Prioritize clear communication. Researchers recently asked a large group of workers, “What more do you need to feel capable of being your best at work?” ” The only consistent response between August 2020 (at the start of the pandemic) and October 2021 (later in the pandemic) was “clearer communication from leaders”. Leaders can develop empathy through clear communication by doing the Following:
- Provide transparency and continuous status updates
- Reclarify the roles and objectives of team members who must meet remotely or in a hybrid format; disruptive events can create new and competing tasks for teams
- Ask how people are doing
- Have open conversations about stress and other difficult topics
- Quickly resolve friction points that emerge within teams
- Talk about a time when you overcame a challenge in the workplace
Enable people to increase their efficiency. Efficacy is the belief in your ability to cope with a wide range of stressful, challenging, or new demands and to be successful. It is the knowledge that you can develop a sense of control over your environment and circumstances. Well-meaning parents and leaders can undermine the development of effectiveness when they constantly intervene to solve a problem, short-circuiting valuable learning. People with high self-efficacy are more likely to persevere, establish personal and meaningful action plans, and commit to reaching ambitious goals and taking good risks. This short framework will help you better understand the process of developing your effectiveness in a particular area:
- Accept a goal/challenge
- Make an effort
- Get feedback on this effort
- Improve this skill/ability
- Keep trying
- Succeed (and celebrate each success!)
Hired out of curiosity. When was the last time you asked your business customers what keeps them up at night? Do you know the scale of the challenges your clients and team members are facing? If not, you must be curious. The curious tend to appreciate complex thought, tolerate uncertainty better and tend to avoid judging, criticizing and blaming others. Above all, you can create a culture of curiosity by hiring for it. Ruma Batheja, Head of Knowledgetics Research, suggests what follows:
- Take a candidate for an office tour. You may need to get creative with this approach depending on whether people are back in a physical workplace, but virtual tours can also work. Tours allow a candidate to ask questions about office decorations, signage, ongoing initiatives, and the physical location of the teams (or if the teams are physically located).

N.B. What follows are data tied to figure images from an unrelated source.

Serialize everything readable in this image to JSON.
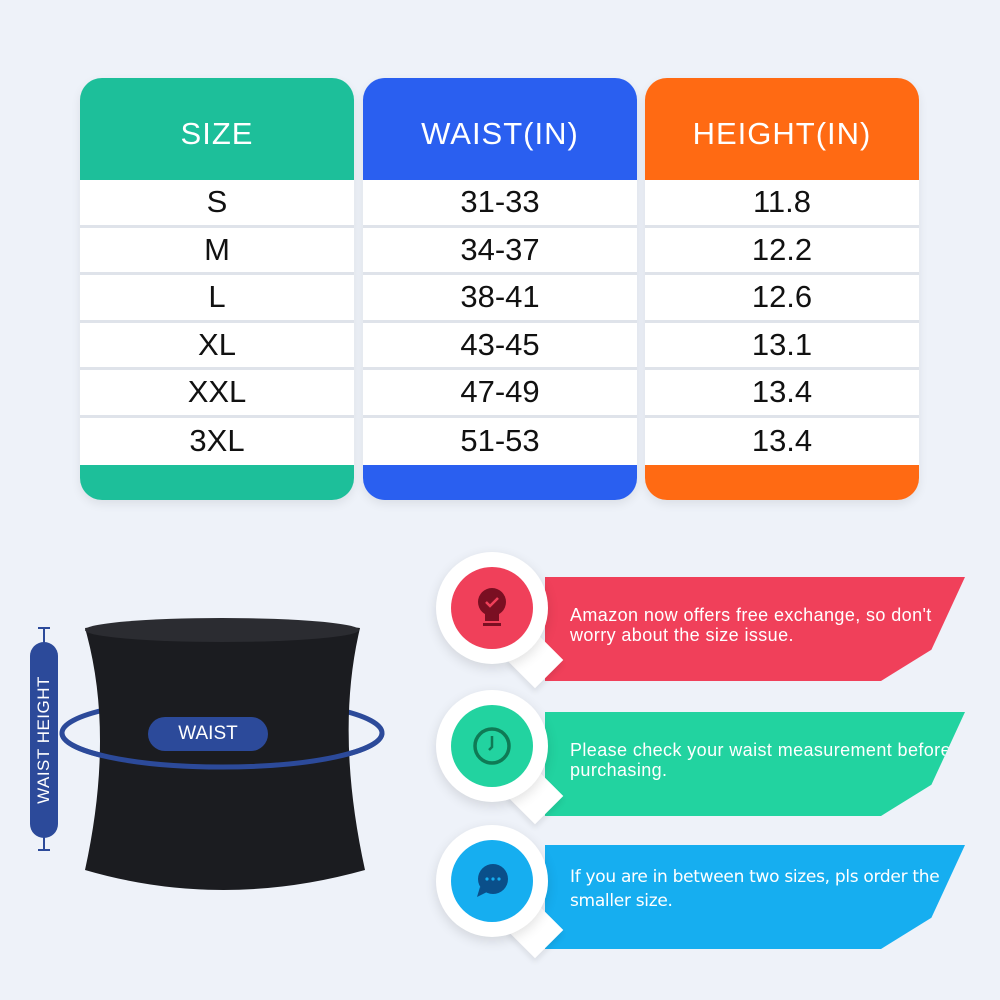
{
  "table": {
    "columns": [
      {
        "header": "SIZE",
        "color": "#1dbf9a",
        "values": [
          "S",
          "M",
          "L",
          "XL",
          "XXL",
          "3XL"
        ]
      },
      {
        "header": "WAIST(IN)",
        "color": "#2a5ff0",
        "values": [
          "31-33",
          "34-37",
          "38-41",
          "43-45",
          "47-49",
          "51-53"
        ]
      },
      {
        "header": "HEIGHT(IN)",
        "color": "#ff6a13",
        "values": [
          "11.8",
          "12.2",
          "12.6",
          "13.1",
          "13.4",
          "13.4"
        ]
      }
    ]
  },
  "illustration": {
    "waist_label": "WAIST",
    "height_label": "WAIST HEIGHT",
    "accent": "#2c4a9a"
  },
  "tips": [
    {
      "icon": "lightbulb-check-icon",
      "color": "#f0405a",
      "text": "Amazon now offers free exchange, so don't worry about the size issue."
    },
    {
      "icon": "clock-icon",
      "color": "#22d3a0",
      "text": "Please check your waist measurement before purchasing."
    },
    {
      "icon": "chat-bubble-icon",
      "color": "#16aef0",
      "text": "If you are in between two sizes, pls order the smaller size."
    }
  ]
}
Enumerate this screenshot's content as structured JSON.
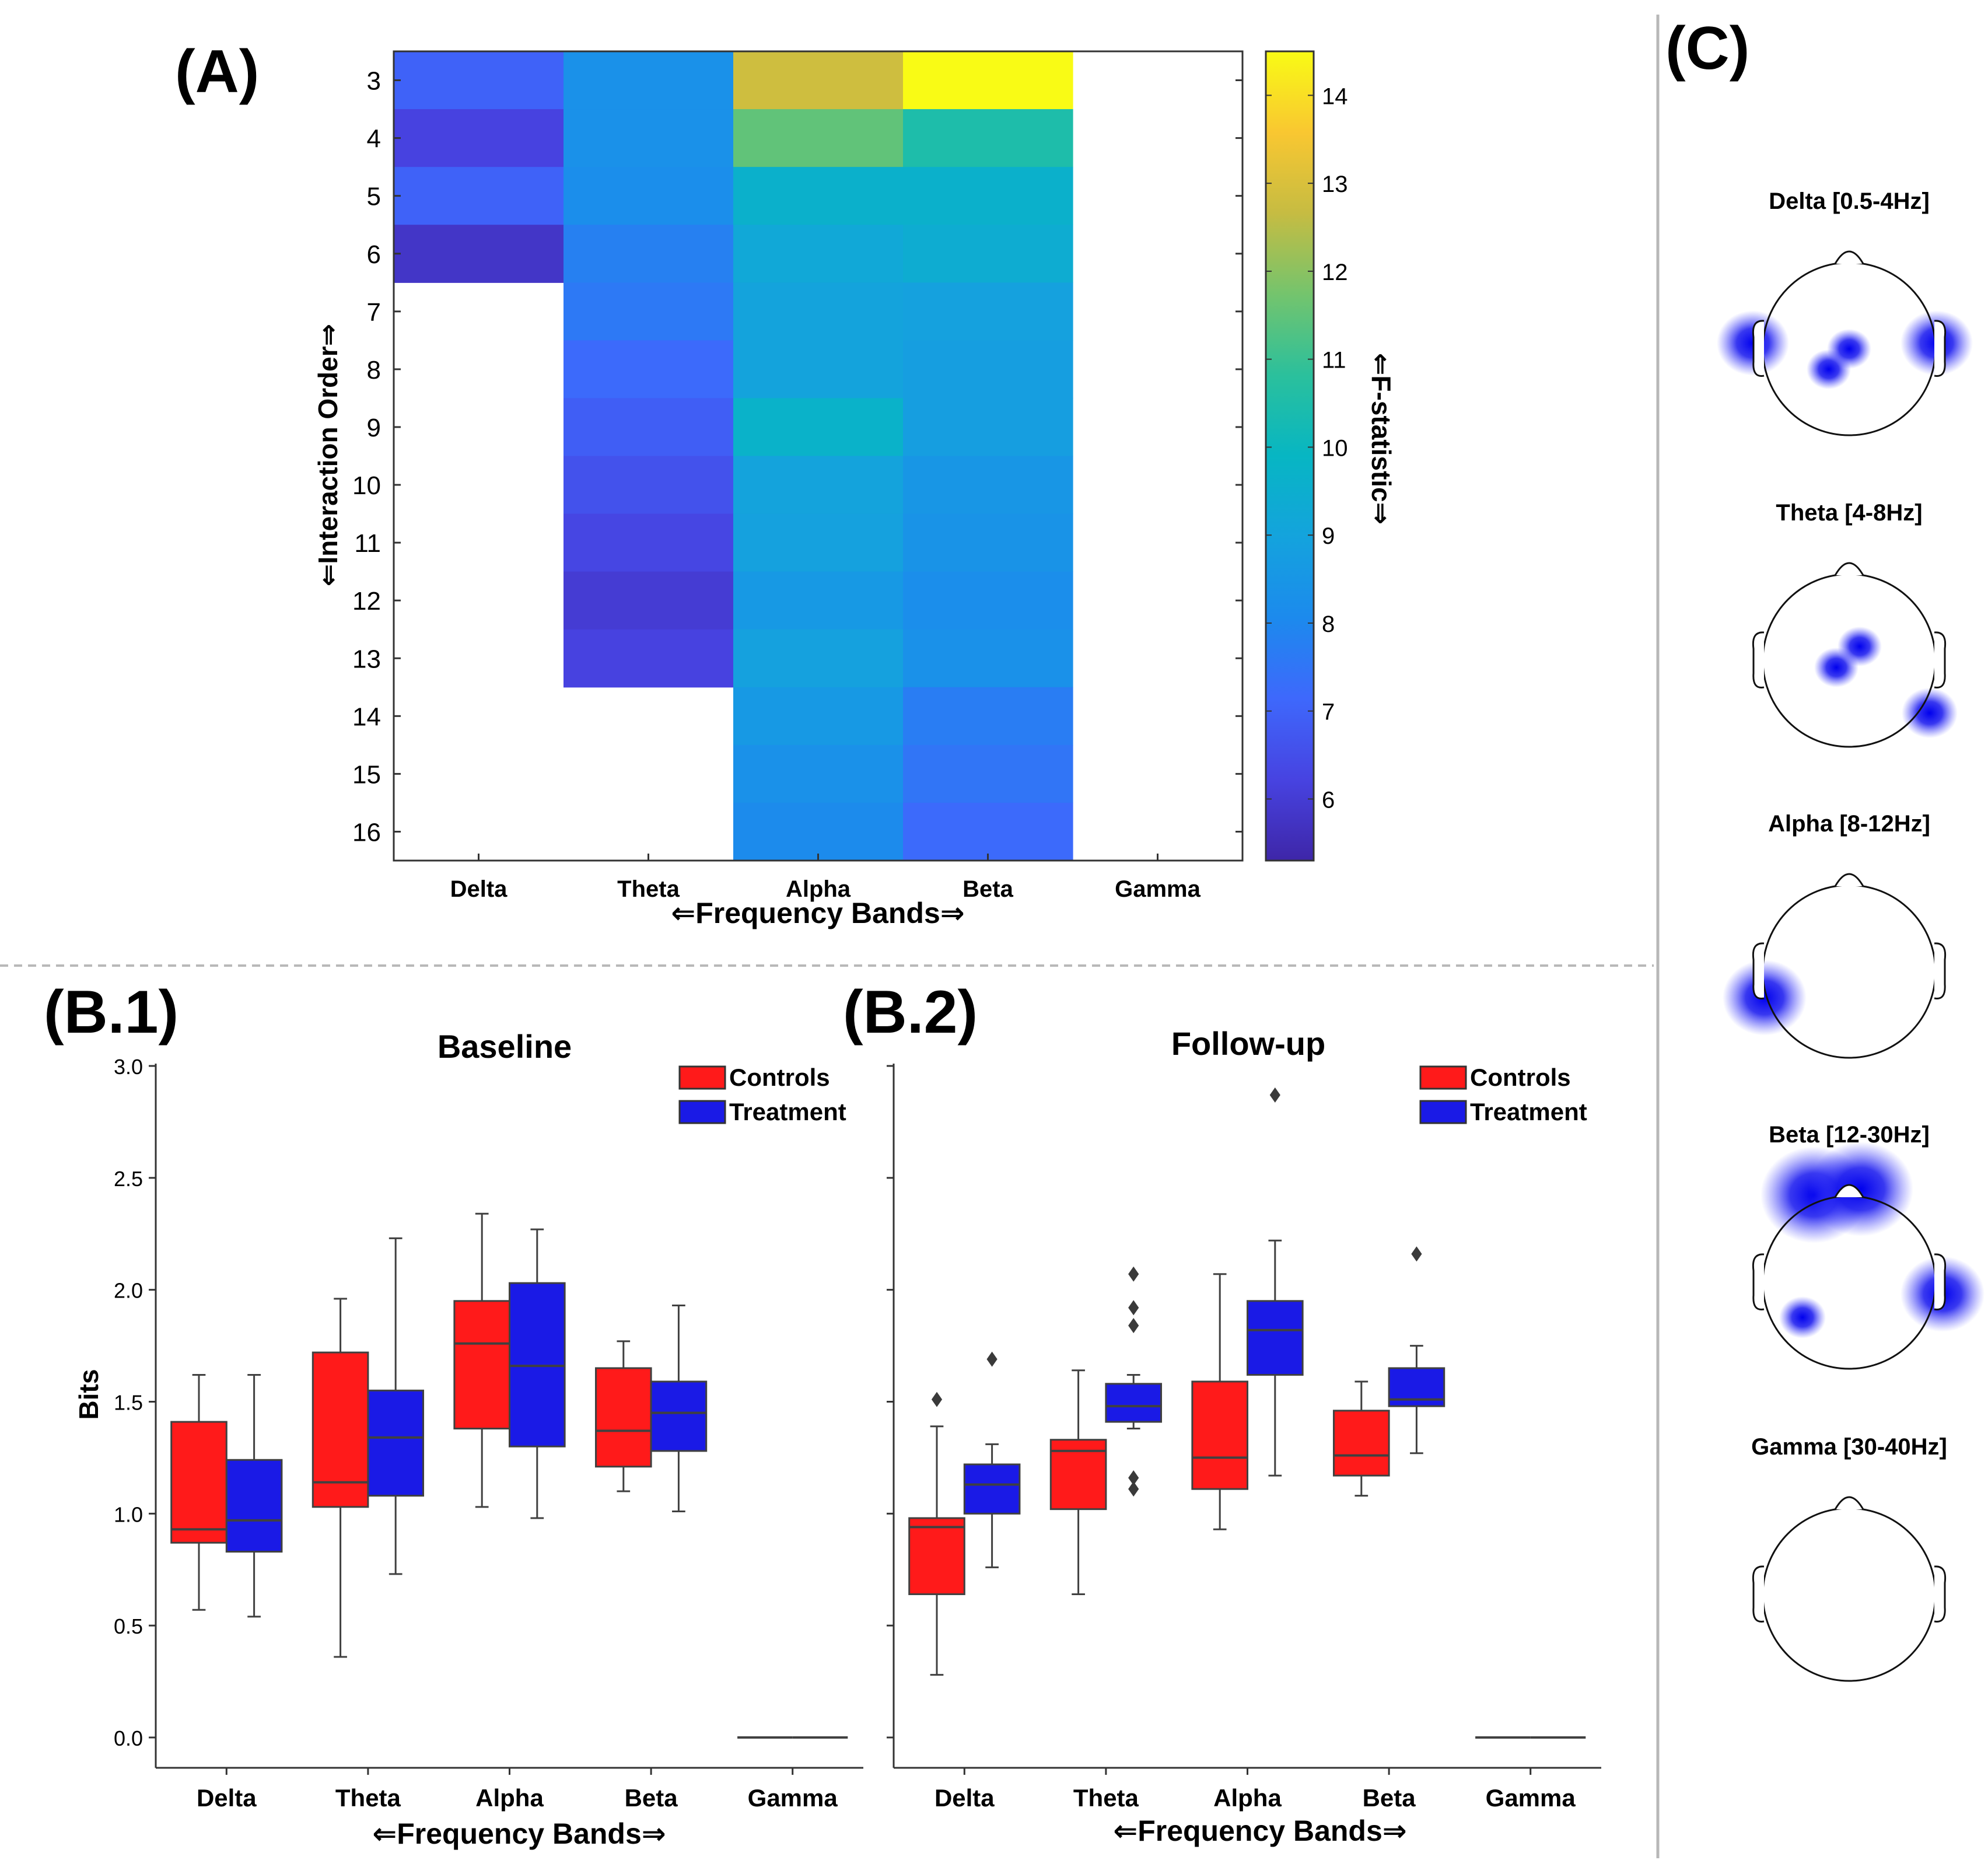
{
  "panel_labels": {
    "a": "(A)",
    "b1": "(B.1)",
    "b2": "(B.2)",
    "c": "(C)"
  },
  "chart_data": [
    {
      "id": "A",
      "type": "heatmap",
      "xlabel": "⇐Frequency Bands⇒",
      "ylabel": "⇐Interaction Order⇒",
      "x_categories": [
        "Delta",
        "Theta",
        "Alpha",
        "Beta",
        "Gamma"
      ],
      "y_categories": [
        3,
        4,
        5,
        6,
        7,
        8,
        9,
        10,
        11,
        12,
        13,
        14,
        15,
        16
      ],
      "colorbar": {
        "label": "⇐F-statistic⇒",
        "range": [
          5.3,
          14.5
        ],
        "ticks": [
          6,
          7,
          8,
          9,
          10,
          11,
          12,
          13,
          14
        ]
      },
      "columns": {
        "Delta": [
          7.0,
          6.2,
          7.0,
          5.8,
          null,
          null,
          null,
          null,
          null,
          null,
          null,
          null,
          null,
          null
        ],
        "Theta": [
          8.3,
          8.3,
          8.2,
          7.8,
          7.6,
          7.2,
          6.9,
          6.6,
          6.3,
          6.0,
          6.2,
          null,
          null,
          null
        ],
        "Alpha": [
          12.8,
          11.5,
          9.6,
          9.2,
          9.0,
          9.0,
          9.7,
          9.0,
          8.9,
          8.6,
          8.9,
          8.6,
          8.3,
          8.1
        ],
        "Beta": [
          14.5,
          10.5,
          9.6,
          9.4,
          8.9,
          8.8,
          8.8,
          8.5,
          8.4,
          8.2,
          8.3,
          7.7,
          7.5,
          7.2
        ],
        "Gamma": [
          null,
          null,
          null,
          null,
          null,
          null,
          null,
          null,
          null,
          null,
          null,
          null,
          null,
          null
        ]
      }
    },
    {
      "id": "B.1",
      "type": "box",
      "title": "Baseline",
      "xlabel": "⇐Frequency Bands⇒",
      "ylabel": "Bits",
      "ylim": [
        0,
        3.0
      ],
      "yticks": [
        "0.0",
        "0.5",
        "1.0",
        "1.5",
        "2.0",
        "2.5",
        "3.0"
      ],
      "categories": [
        "Delta",
        "Theta",
        "Alpha",
        "Beta",
        "Gamma"
      ],
      "series": [
        {
          "name": "Controls",
          "color": "#ff1a1a",
          "boxes": [
            {
              "min": 0.57,
              "q1": 0.87,
              "median": 0.93,
              "q3": 1.41,
              "max": 1.62,
              "outliers": []
            },
            {
              "min": 0.36,
              "q1": 1.03,
              "median": 1.14,
              "q3": 1.72,
              "max": 1.96,
              "outliers": []
            },
            {
              "min": 1.03,
              "q1": 1.38,
              "median": 1.76,
              "q3": 1.95,
              "max": 2.34,
              "outliers": []
            },
            {
              "min": 1.1,
              "q1": 1.21,
              "median": 1.37,
              "q3": 1.65,
              "max": 1.77,
              "outliers": []
            },
            {
              "min": 0,
              "q1": 0,
              "median": 0,
              "q3": 0,
              "max": 0,
              "outliers": []
            }
          ]
        },
        {
          "name": "Treatment",
          "color": "#1a1ae6",
          "boxes": [
            {
              "min": 0.54,
              "q1": 0.83,
              "median": 0.97,
              "q3": 1.24,
              "max": 1.62,
              "outliers": []
            },
            {
              "min": 0.73,
              "q1": 1.08,
              "median": 1.34,
              "q3": 1.55,
              "max": 2.23,
              "outliers": []
            },
            {
              "min": 0.98,
              "q1": 1.3,
              "median": 1.66,
              "q3": 2.03,
              "max": 2.27,
              "outliers": []
            },
            {
              "min": 1.01,
              "q1": 1.28,
              "median": 1.45,
              "q3": 1.59,
              "max": 1.93,
              "outliers": []
            },
            {
              "min": 0,
              "q1": 0,
              "median": 0,
              "q3": 0,
              "max": 0,
              "outliers": []
            }
          ]
        }
      ],
      "legend": "top-right"
    },
    {
      "id": "B.2",
      "type": "box",
      "title": "Follow-up",
      "xlabel": "⇐Frequency Bands⇒",
      "ylabel": "",
      "ylim": [
        0,
        3.0
      ],
      "categories": [
        "Delta",
        "Theta",
        "Alpha",
        "Beta",
        "Gamma"
      ],
      "series": [
        {
          "name": "Controls",
          "color": "#ff1a1a",
          "boxes": [
            {
              "min": 0.28,
              "q1": 0.64,
              "median": 0.94,
              "q3": 0.98,
              "max": 1.39,
              "outliers": [
                1.51
              ]
            },
            {
              "min": 0.64,
              "q1": 1.02,
              "median": 1.28,
              "q3": 1.33,
              "max": 1.64,
              "outliers": []
            },
            {
              "min": 0.93,
              "q1": 1.11,
              "median": 1.25,
              "q3": 1.59,
              "max": 2.07,
              "outliers": []
            },
            {
              "min": 1.08,
              "q1": 1.17,
              "median": 1.26,
              "q3": 1.46,
              "max": 1.59,
              "outliers": []
            },
            {
              "min": 0,
              "q1": 0,
              "median": 0,
              "q3": 0,
              "max": 0,
              "outliers": []
            }
          ]
        },
        {
          "name": "Treatment",
          "color": "#1a1ae6",
          "boxes": [
            {
              "min": 0.76,
              "q1": 1.0,
              "median": 1.13,
              "q3": 1.22,
              "max": 1.31,
              "outliers": [
                1.69
              ]
            },
            {
              "min": 1.38,
              "q1": 1.41,
              "median": 1.48,
              "q3": 1.58,
              "max": 1.62,
              "outliers": [
                1.11,
                1.16,
                1.84,
                1.92,
                2.07
              ]
            },
            {
              "min": 1.17,
              "q1": 1.62,
              "median": 1.82,
              "q3": 1.95,
              "max": 2.22,
              "outliers": [
                2.87
              ]
            },
            {
              "min": 1.27,
              "q1": 1.48,
              "median": 1.51,
              "q3": 1.65,
              "max": 1.75,
              "outliers": [
                2.16
              ]
            },
            {
              "min": 0,
              "q1": 0,
              "median": 0,
              "q3": 0,
              "max": 0,
              "outliers": []
            }
          ]
        }
      ],
      "legend": "top-right"
    },
    {
      "id": "C",
      "type": "topoplot",
      "maps": [
        {
          "title": "Delta [0.5-4Hz]",
          "spots": [
            "left-temporal",
            "right-temporal",
            "central-posterior"
          ]
        },
        {
          "title": "Theta [4-8Hz]",
          "spots": [
            "central",
            "right-temporal"
          ]
        },
        {
          "title": "Alpha [8-12Hz]",
          "spots": [
            "left-temporal"
          ]
        },
        {
          "title": "Beta [12-30Hz]",
          "spots": [
            "frontal",
            "right-temporal",
            "left-posterior"
          ]
        },
        {
          "title": "Gamma [30-40Hz]",
          "spots": []
        }
      ]
    }
  ]
}
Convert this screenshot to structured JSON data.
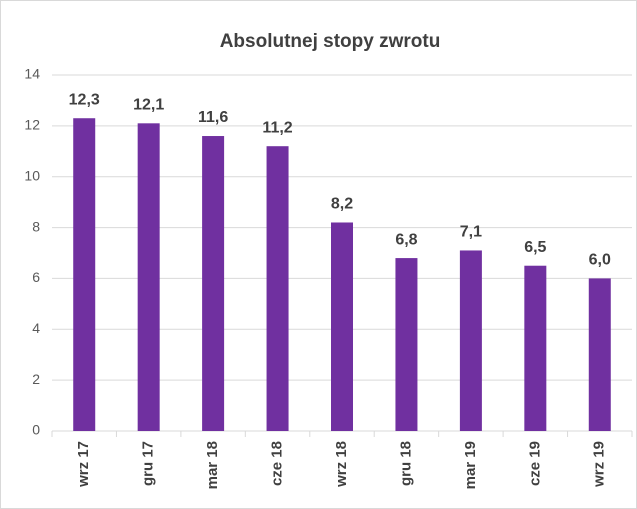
{
  "chart_data": {
    "type": "bar",
    "title": "Absolutnej stopy zwrotu",
    "categories": [
      "wrz 17",
      "gru 17",
      "mar 18",
      "cze 18",
      "wrz 18",
      "gru 18",
      "mar 19",
      "cze 19",
      "wrz 19"
    ],
    "values": [
      12.3,
      12.1,
      11.6,
      11.2,
      8.2,
      6.8,
      7.1,
      6.5,
      6.0
    ],
    "value_labels": [
      "12,3",
      "12,1",
      "11,6",
      "11,2",
      "8,2",
      "6,8",
      "7,1",
      "6,5",
      "6,0"
    ],
    "color": "#7030a0",
    "ylim": [
      0,
      14
    ],
    "yticks": [
      0,
      2,
      4,
      6,
      8,
      10,
      12,
      14
    ],
    "grid": true
  }
}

- Find out about your personal hobbies or interests, which can be particularly useful for candidates who are fresh out of university or graduate school and have not yet had the opportunity to show curiosity in the workplace. Ask them what this interest or hobby has taught them about life and how it might transfer to their work.
- Curious people are always interested in deepening their knowledge. Simply ask the person to explain something new they learned in the past six months.
- Give them a challenge to solve. Tell them about a task that needs immediate attention and ask them how they would approach solving the problem.
Humble curiosity is a superpower. Empathetic leaders reflect on (and ask) how others are doing, they are good at listening to what others have to say, they build trusting relationships with people who enter their space, and they see others’ perspectives without bearing judgement. At its essence, humble curiosity is the gateway to connection – something we could use more at work and in life.
** The phrase “humble curiosity” was coined by my colleague, Cat Moon.
Paula Davis is the CEO of the Stress and Resilience Institute and is the author overcoming burnout: why teams hold the secret to well-being and resilience.